Shit. Shit. Shit. If Lou was talking to the thing, did that mean it was real? What the hell was Lou doing with a pixie? Or was Jim’s malfunctioning psyche imagining that too?

“Lots of potential,” the pixie said, appraising him like a piece of meat. “Medical history?”

“Broken arm when he was a teenager, slight underbite, blood pressure and cholesterol both pretty standard for a man in his mid-thirties. Family history of Alzheimer’s. Hearing’s not great due to all the work around machinery and he’s destined for arthritis. Doctors think he might need to have his prostate removed later in life. Still fertile, if you’re into that.”

“Not too shabby.”

“Beggars can’t be choosers.”

Jim’s voice roared back to him. “What the fuck? How do you know all that? Who the hell is this?”

“My name’s Alfinatarinpelexinush. Fina, for short,” the pixie said. She hopped down off of Lou’s shoulder, flapped her wings a few times, and landed deftly on the desk. “I’m your new employer.”

“What?”

“Lou, show him what he’s in for.”

“Fine. Steel yourself, Jim! This ain’t pretty—and not because I haven’t done a push up in ten years!” He set his beer down beside and Fina, took firm hold of his jersey with both hands, and pulled it up over his head.

Jim’s jaw dropped.

Some sort of glass orb had been inserted into the center of Lou’s chest, right where his breast bone should’ve been. The flesh around it bloomed pink and tender. Inside the orb, a male pixie stuck his tongue out at Jim and flipped him the bird.

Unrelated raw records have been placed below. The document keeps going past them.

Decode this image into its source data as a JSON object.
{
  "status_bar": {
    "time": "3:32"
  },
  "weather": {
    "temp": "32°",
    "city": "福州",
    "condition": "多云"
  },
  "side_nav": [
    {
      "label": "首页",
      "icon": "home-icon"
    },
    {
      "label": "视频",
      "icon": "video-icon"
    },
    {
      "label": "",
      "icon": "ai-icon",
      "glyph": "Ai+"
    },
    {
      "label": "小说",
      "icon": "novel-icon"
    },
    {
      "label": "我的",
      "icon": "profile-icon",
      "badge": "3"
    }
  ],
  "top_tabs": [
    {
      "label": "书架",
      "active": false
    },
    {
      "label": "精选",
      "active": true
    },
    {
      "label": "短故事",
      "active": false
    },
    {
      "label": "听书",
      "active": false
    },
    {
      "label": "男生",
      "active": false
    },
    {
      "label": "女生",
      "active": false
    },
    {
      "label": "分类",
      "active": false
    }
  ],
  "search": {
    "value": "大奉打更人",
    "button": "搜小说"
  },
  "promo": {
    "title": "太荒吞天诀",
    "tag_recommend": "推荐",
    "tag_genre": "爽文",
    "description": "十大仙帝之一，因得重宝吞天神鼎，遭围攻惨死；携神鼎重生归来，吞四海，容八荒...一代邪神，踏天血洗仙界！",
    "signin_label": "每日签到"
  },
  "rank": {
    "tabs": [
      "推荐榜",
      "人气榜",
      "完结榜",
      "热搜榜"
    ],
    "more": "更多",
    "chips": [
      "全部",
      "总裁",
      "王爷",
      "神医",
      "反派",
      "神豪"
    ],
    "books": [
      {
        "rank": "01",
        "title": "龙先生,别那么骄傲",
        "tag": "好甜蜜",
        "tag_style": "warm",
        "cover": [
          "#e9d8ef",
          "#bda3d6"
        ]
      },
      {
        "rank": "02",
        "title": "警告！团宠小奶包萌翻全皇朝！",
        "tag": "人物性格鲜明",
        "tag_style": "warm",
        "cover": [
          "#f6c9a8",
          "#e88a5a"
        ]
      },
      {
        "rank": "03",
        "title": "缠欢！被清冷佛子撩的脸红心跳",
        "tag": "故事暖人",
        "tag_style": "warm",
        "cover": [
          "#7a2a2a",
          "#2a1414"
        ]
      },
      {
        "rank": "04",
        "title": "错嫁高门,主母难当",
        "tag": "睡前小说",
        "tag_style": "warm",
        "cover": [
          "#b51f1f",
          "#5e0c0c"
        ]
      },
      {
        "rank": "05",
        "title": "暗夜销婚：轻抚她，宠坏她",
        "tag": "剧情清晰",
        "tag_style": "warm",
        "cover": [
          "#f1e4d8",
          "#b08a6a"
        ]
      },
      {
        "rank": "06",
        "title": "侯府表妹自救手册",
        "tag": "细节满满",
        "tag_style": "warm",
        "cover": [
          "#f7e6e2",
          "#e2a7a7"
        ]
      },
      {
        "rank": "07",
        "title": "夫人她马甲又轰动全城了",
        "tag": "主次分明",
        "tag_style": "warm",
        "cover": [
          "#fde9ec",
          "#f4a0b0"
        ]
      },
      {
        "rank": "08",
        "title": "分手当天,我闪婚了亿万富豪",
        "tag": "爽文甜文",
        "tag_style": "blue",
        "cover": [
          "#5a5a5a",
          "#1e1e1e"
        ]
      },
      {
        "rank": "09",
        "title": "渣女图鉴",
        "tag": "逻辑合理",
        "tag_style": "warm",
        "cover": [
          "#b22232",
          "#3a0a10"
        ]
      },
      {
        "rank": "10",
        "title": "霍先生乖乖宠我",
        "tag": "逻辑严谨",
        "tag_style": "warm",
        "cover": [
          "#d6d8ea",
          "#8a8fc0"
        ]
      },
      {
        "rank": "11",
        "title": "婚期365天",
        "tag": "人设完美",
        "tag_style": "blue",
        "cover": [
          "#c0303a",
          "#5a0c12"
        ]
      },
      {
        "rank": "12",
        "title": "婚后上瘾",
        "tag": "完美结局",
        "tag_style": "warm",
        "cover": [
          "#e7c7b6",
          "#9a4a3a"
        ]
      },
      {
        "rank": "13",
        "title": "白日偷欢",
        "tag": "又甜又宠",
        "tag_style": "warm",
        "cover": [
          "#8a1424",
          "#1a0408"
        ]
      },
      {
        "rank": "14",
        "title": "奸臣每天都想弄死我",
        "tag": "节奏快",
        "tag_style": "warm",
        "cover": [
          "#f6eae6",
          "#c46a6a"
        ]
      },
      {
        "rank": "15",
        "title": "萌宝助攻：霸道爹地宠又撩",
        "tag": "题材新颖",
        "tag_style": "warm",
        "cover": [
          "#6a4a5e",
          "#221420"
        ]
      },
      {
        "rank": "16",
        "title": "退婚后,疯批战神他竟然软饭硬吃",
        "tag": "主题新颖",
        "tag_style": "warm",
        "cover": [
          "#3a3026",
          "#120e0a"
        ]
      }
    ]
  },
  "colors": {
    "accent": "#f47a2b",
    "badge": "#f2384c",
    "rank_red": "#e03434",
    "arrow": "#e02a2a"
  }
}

Lou’s body shuddered, then went sort of limp. The man’s eyes softened and his head lolled to the side.”Jim,” he croaked, his voice tortured. “Run.”

“Will you stop doing that?” Fina barked. “Give your skin an inch of freedom and he’ll eventually take a mile.”

Lou’s form snapped back to attention. “It’s so much fun though!”

Jim began backing away. He really, really wished he’d thought to bring a weapon. “I won’t tell anyone,” he begged. “I promise. And I’ll get you your money.”

Green light twinkled around Fina as she flapped her wings a few times to lift herself off the desk. “Oh honey,” she cooed. “You certainly will.”

She snapped her fingers and Jim’s brain turned off.


Jim woke with a groan, tethered to his pillow with a dense strand of spittle. Everything hurt—especially his head. He’d become far too familiar with that hungover feeling the last few months. God, how much did I drink this time? Pain shot through his skull as he rolled onto his back.

Bits and pieces of his encounter with Lou flickered through his consciousness. A dream. The booze really had broken him this time. Or maybe he’d snagged one of those new CBD brews without realizing it.

No more, he thought. If his behavior was going to bring about such horrible nightmares, it was time to change.

He swung himself around sluggishly, wincing as his bare feet touched the floor. At least he’d taken his clothes off. There were few things he hated more than the feeling of waking up in day old jeans. He stood up, adjusted his boxers, and stumbled toward the en suite bathroom. Getting past the open door felt like a feat of true acrobatics.

Just gotta brush my teeth, he thought, then get some breakfast, apologize to Jen, and see what I got up to last night. He really shouldn’t have gotten behind the wheel. Had he even reached Lucky Lou’s? He hoped not. Nothing good could’ve come from confronting that man in such an inebriated state.

He plucked his toothbrush off the pedestal sink, ran the cold water, and spun the cap off the top of the rolled up toothpaste. Somehow he managed to arm his weapon without incident. He stuck the brush in his mouth and straightened to watch himself in the mirror.

The pixie sitting in the glass orb in his chest waved.

Jim’s body went rigid. The brushing stopped. He tried to grope for the orb, desperate to try to pull it out, but his arms wouldn’t respond. His legs wouldn’t move. His eyes wouldn’t shut. His stomach flexed if about to vomit, but then even that reflexive movement was squelched.

His hand removed the toothbrush from his mouth. He hadn’t told it to do that.

Don’t worry about that drinking problem, Fina’s voice said in his mind. I’ll be putting an end to that.

“And we’ve got a lot of other things to do today as well,” his mouth said without his permission. His left eye winked at him. “We’ll start by saying good morning to this daughter I’ve heard so much about. Can’t wait to meet her!”